We Are the Best! Movie Review

Swedish director Lukas Moodysson went a little dark after his light and free-wheeling feature debut Together, one of my favorite movies from 2001. He came back last year with We Are the Best, another film similar in tone and just as light on its feet. It’s amazing to see a director as comfortable dealing with high energy electrifying characters as he is with moody depression. In his latest he tells an adorable story, adapted from his wife Coco’s comic book about three young girls in Stockholm in the early eighties trying to stand out as punks. The punk movement was on its way out by then and of course girls weren’t supposed to care. But Bobo (Mira Barkhammar) and her best friend Klara (Mira Grosin) are the school’s outliers, two kids who spike their short hair and dress alternatively. And they catch hell for it from their peers.


The girls sort of fall accidentally into becoming a punk band. While hanging out in a venue that has a rehearsal space they are annoyed by the rock band playing loudly and, after exploiting a loophole in the venue’s rules, get to use the space. They know nothing of songwriting, chord progressions, or harmony, let alone how to even play an instrument, but that doesn’t stop them. After al, they know from listening to punk music that lyrically you just have to find something you’re angry about and vent your frustration. So as inspiration they use their physical education class to start a song called “Hate the Sport.” Bobo bangs away incoherently on the drums while Klara plays the bass. At their school’s talent show they realize that the dowdy and proper girl who gets booed playing classical guitar is a perfect addition to their band. Hedvig (Liv LeMoyne) is an outsider too. She has no friends because she doesn’t live anywhere close to the edge. But Bobo and Klara need someone who can teach them something about music.

The music and the punk lifestyle are beside the point. This is truly a coming-of-age story about three girls who find commonalities among each other. Ultimately they struggle with the same issues every other kid does. You may not recognize yourself in the way they dress, ear their hair, or express opinions, but the things that affect them are universal. They are looking for acceptance, even if what they do is outside the mainstream. They have a burgeoning interest in boys and go all together to a Stockholm suburb to meet up with a boy punk band. From magazine photos they girls have decided ahead of time who will pair up with whom. Budding romance might be a bit too advanced a way to describe what’s going on here. It’s more like budding exploration and curiosity. It’s that time of youth when putting your arm around a girl is a big step and a kiss on the cheek is a gesture of devotion and promise. But simple as these feelings and actions are by grown-up standards, they don’t come without jealousy that can seem overwhelming.

The girls also deal with family lives that probably feel awful to them, but are comparatively tame. Bobo is the only child of a single mother who is too busy looking for new boyfriends to eve notice when her daughter is at home or out of the house.
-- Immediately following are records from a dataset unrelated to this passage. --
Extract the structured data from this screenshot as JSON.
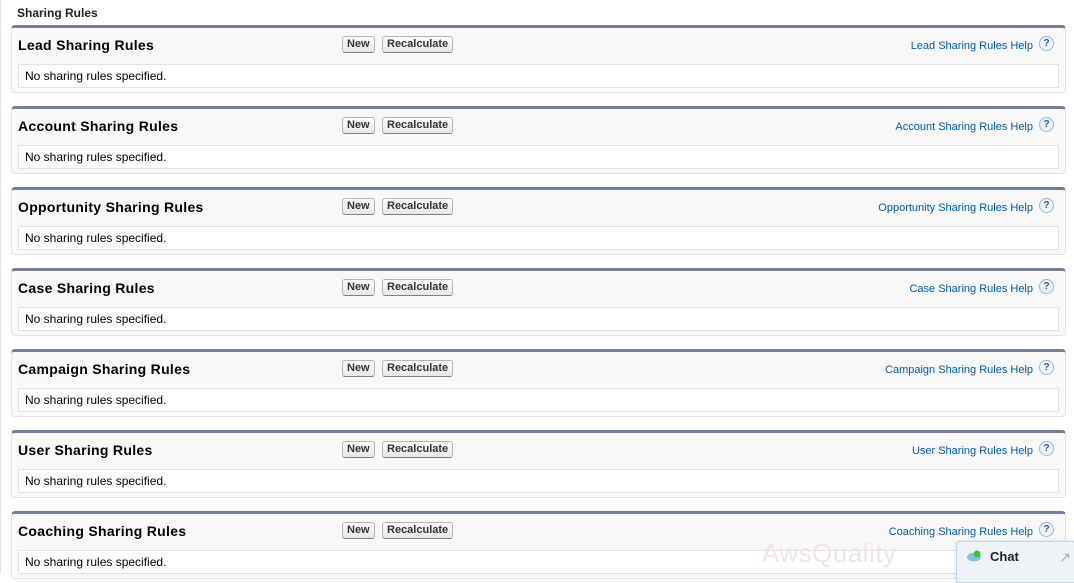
{
  "page": {
    "title": "Sharing Rules"
  },
  "sections": [
    {
      "title": "Lead Sharing Rules",
      "new_label": "New",
      "recalc_label": "Recalculate",
      "help_label": "Lead Sharing Rules Help",
      "help_icon": "?",
      "body": "No sharing rules specified."
    },
    {
      "title": "Account Sharing Rules",
      "new_label": "New",
      "recalc_label": "Recalculate",
      "help_label": "Account Sharing Rules Help",
      "help_icon": "?",
      "body": "No sharing rules specified."
    },
    {
      "title": "Opportunity Sharing Rules",
      "new_label": "New",
      "recalc_label": "Recalculate",
      "help_label": "Opportunity Sharing Rules Help",
      "help_icon": "?",
      "body": "No sharing rules specified."
    },
    {
      "title": "Case Sharing Rules",
      "new_label": "New",
      "recalc_label": "Recalculate",
      "help_label": "Case Sharing Rules Help",
      "help_icon": "?",
      "body": "No sharing rules specified."
    },
    {
      "title": "Campaign Sharing Rules",
      "new_label": "New",
      "recalc_label": "Recalculate",
      "help_label": "Campaign Sharing Rules Help",
      "help_icon": "?",
      "body": "No sharing rules specified."
    },
    {
      "title": "User Sharing Rules",
      "new_label": "New",
      "recalc_label": "Recalculate",
      "help_label": "User Sharing Rules Help",
      "help_icon": "?",
      "body": "No sharing rules specified."
    },
    {
      "title": "Coaching Sharing Rules",
      "new_label": "New",
      "recalc_label": "Recalculate",
      "help_label": "Coaching Sharing Rules Help",
      "help_icon": "?",
      "body": "No sharing rules specified."
    }
  ],
  "watermark": "AwsQuality",
  "chat": {
    "label": "Chat",
    "arrow": "↗"
  }
}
Klara has an embarrassing father who barges in tooting his clarinet when the girls are practicing. Hedvig comes from a deeply religious Christian household that probably seems somewhat alien to other kids. And she knows it.

The band and the music become an outlet for the girls to assert some self-control and to find each other’s friendship. They get to cut loose and throw it in everyone’s face so that when they are invited to play a small concert on New Year’s Eve and are abused and hissed at by the audience, they turn the target of their venom from sport to the people insulting them. And they do it together and gleefully and proudly until they can finally shout without any hesitation in believing that they are the best.